If you go on Tony’s web site at http://rentstobuy.com you will see such descriptions as “on paved road” or “close to paved road”. When you look at this from Canada, as I did, you think, well, how bad can it be? The fact of the matter is that it can be pretty damned bad. People build these mega-mansions on dirt roads that are as level as the playing field of life and then they go out and buy massive Four-Wheel-Drive cars to access the mansions. If every owner were to donate just $500 to a street fund, they would be able to pave their roads and increase the value of their homes.


Having said that, we wouldn’t mind living in a house situated several kilometres up an unpaved road, except that Marie-Do is pregnant and getting increasingly pregnant by the day.


So paved roads are important. Our nearest paved road is about 400 meters away.

The whole city sits on the Mekong which twirls like a snake down to the Friendship Bridge, where you can cross into Thailand. The French School is on the Mekong, on its south-eastern bend on Kilometer 3 of Thadeua Road. Because traffic here is no longer the easy bicycle paradise it used to be (see http://www.eastofeden.fr for a look at it back then), it is important that we live within easy distance of the French School.
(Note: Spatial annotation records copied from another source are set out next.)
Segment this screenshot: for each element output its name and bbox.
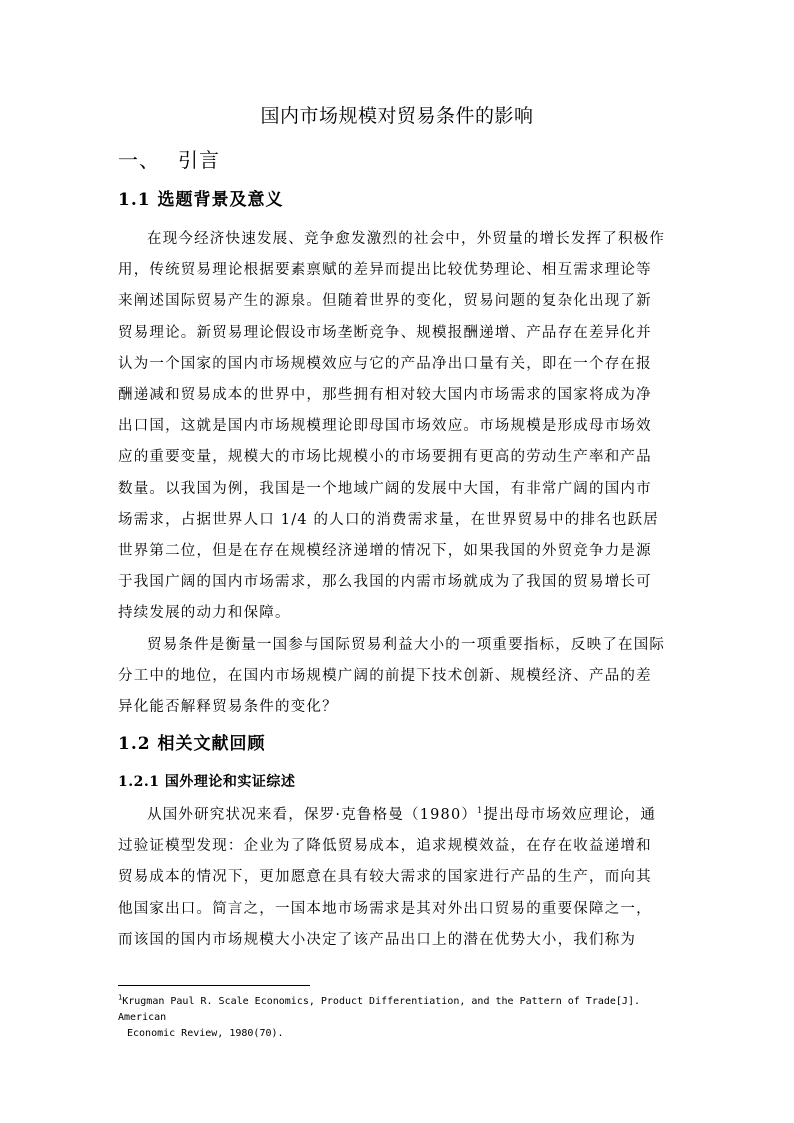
paragraph-line: 过验证模型发现：企业为了降低贸易成本，追求规模效益，在存在收益递增和 bbox=[118, 831, 674, 862]
paragraph-line: 来阐述国际贸易产生的源泉。但随着世界的变化，贸易问题的复杂化出现了新 bbox=[118, 286, 674, 317]
footnote-text: Krugman Paul R. Scale Economics, Product… bbox=[118, 996, 640, 1023]
paragraph-line: 贸易理论。新贸易理论假设市场垄断竞争、规模报酬递增、产品存在差异化并 bbox=[118, 318, 674, 349]
footnote-separator bbox=[118, 985, 310, 986]
paragraph-text: 提出母市场效应理论，通 bbox=[483, 807, 656, 823]
paragraph-line: 分工中的地位，在国内市场规模广阔的前提下技术创新、规模经济、产品的差 bbox=[118, 661, 674, 692]
paragraph-line: 而该国的国内市场规模大小决定了该产品出口上的潜在优势大小，我们称为 bbox=[118, 925, 674, 956]
paragraph-line: 用，传统贸易理论根据要素禀赋的差异而提出比较优势理论、相互需求理论等 bbox=[118, 255, 674, 286]
section-heading-1-2: 1.2 相关文献回顾 bbox=[118, 733, 266, 755]
paragraph-terms-of-trade: 贸易条件是衡量一国参与国际贸易利益大小的一项重要指标，反映了在国际 分工中的地位… bbox=[118, 630, 674, 724]
chapter-number: 一、 bbox=[118, 147, 178, 173]
paragraph-line: 数量。以我国为例，我国是一个地域广阔的发展中大国，有非常广阔的国内市 bbox=[118, 474, 674, 505]
footnote: 1Krugman Paul R. Scale Economics, Produc… bbox=[118, 994, 678, 1042]
paragraph-foreign-research: 从国外研究状况来看，保罗·克鲁格曼（1980）1提出母市场效应理论，通 过验证模… bbox=[118, 800, 674, 956]
paragraph-line: 持续发展的动力和保障。 bbox=[118, 598, 674, 629]
paragraph-line: 贸易条件是衡量一国参与国际贸易利益大小的一项重要指标，反映了在国际 bbox=[118, 630, 674, 661]
paragraph-line: 从国外研究状况来看，保罗·克鲁格曼（1980）1提出母市场效应理论，通 bbox=[118, 800, 674, 831]
footnote-text-continued: Economic Review, 1980(70). bbox=[118, 1026, 678, 1042]
paragraph-line: 贸易成本的情况下，更加愿意在具有较大需求的国家进行产品的生产，而向其 bbox=[118, 862, 674, 893]
paragraph-line: 酬递减和贸易成本的世界中，那些拥有相对较大国内市场需求的国家将成为净 bbox=[118, 380, 674, 411]
document-page: 国内市场规模对贸易条件的影响 一、引言 1.1 选题背景及意义 在现今经济快速发… bbox=[0, 0, 794, 1123]
paragraph-line: 于我国广阔的国内市场需求，那么我国的内需市场就成为了我国的贸易增长可 bbox=[118, 567, 674, 598]
paragraph-line: 认为一个国家的国内市场规模效应与它的产品净出口量有关，即在一个存在报 bbox=[118, 349, 674, 380]
paragraph-text: 从国外研究状况来看，保罗·克鲁格曼（1980） bbox=[147, 807, 477, 823]
document-title: 国内市场规模对贸易条件的影响 bbox=[0, 104, 794, 128]
paragraph-background: 在现今经济快速发展、竞争愈发激烈的社会中，外贸量的增长发挥了积极作 用，传统贸易… bbox=[118, 224, 674, 630]
section-heading-1-1: 1.1 选题背景及意义 bbox=[118, 189, 284, 211]
paragraph-line: 应的重要变量，规模大的市场比规模小的市场要拥有更高的劳动生产率和产品 bbox=[118, 442, 674, 473]
paragraph-line: 出口国，这就是国内市场规模理论即母国市场效应。市场规模是形成母市场效 bbox=[118, 411, 674, 442]
chapter-heading: 一、引言 bbox=[118, 147, 220, 173]
paragraph-line: 世界第二位，但是在存在规模经济递增的情况下，如果我国的外贸竞争力是源 bbox=[118, 536, 674, 567]
paragraph-line: 在现今经济快速发展、竞争愈发激烈的社会中，外贸量的增长发挥了积极作 bbox=[118, 224, 674, 255]
paragraph-line: 他国家出口。简言之，一国本地市场需求是其对外出口贸易的重要保障之一， bbox=[118, 894, 674, 925]
chapter-title: 引言 bbox=[178, 148, 220, 172]
section-heading-1-2-1: 1.2.1 国外理论和实证综述 bbox=[118, 772, 295, 792]
paragraph-line: 异化能否解释贸易条件的变化？ bbox=[118, 692, 674, 723]
paragraph-line: 场需求，占据世界人口 1/4 的人口的消费需求量，在世界贸易中的排名也跃居 bbox=[118, 505, 674, 536]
Finding this place was a miracle. Four bedrooms, a large luxurious garden, a huge living room, space for Marie-Do to have a studio and even a room where I can eventually stock wines.

Negotiations with the landlord were long and laborious. But we finally got the price we wanted and the terms we wanted. When the container finally gets here, I will post more photos of the interior. Then it will really be our home.

Right now the great salon is empty and every little noise echoes in it like a canyon. But soon, it will be full of our furniture. There will be dinners, and parties and wine and good food. There will be barbeques and dancing and singing beneath the stars. There will be full moon parties and new moon parties.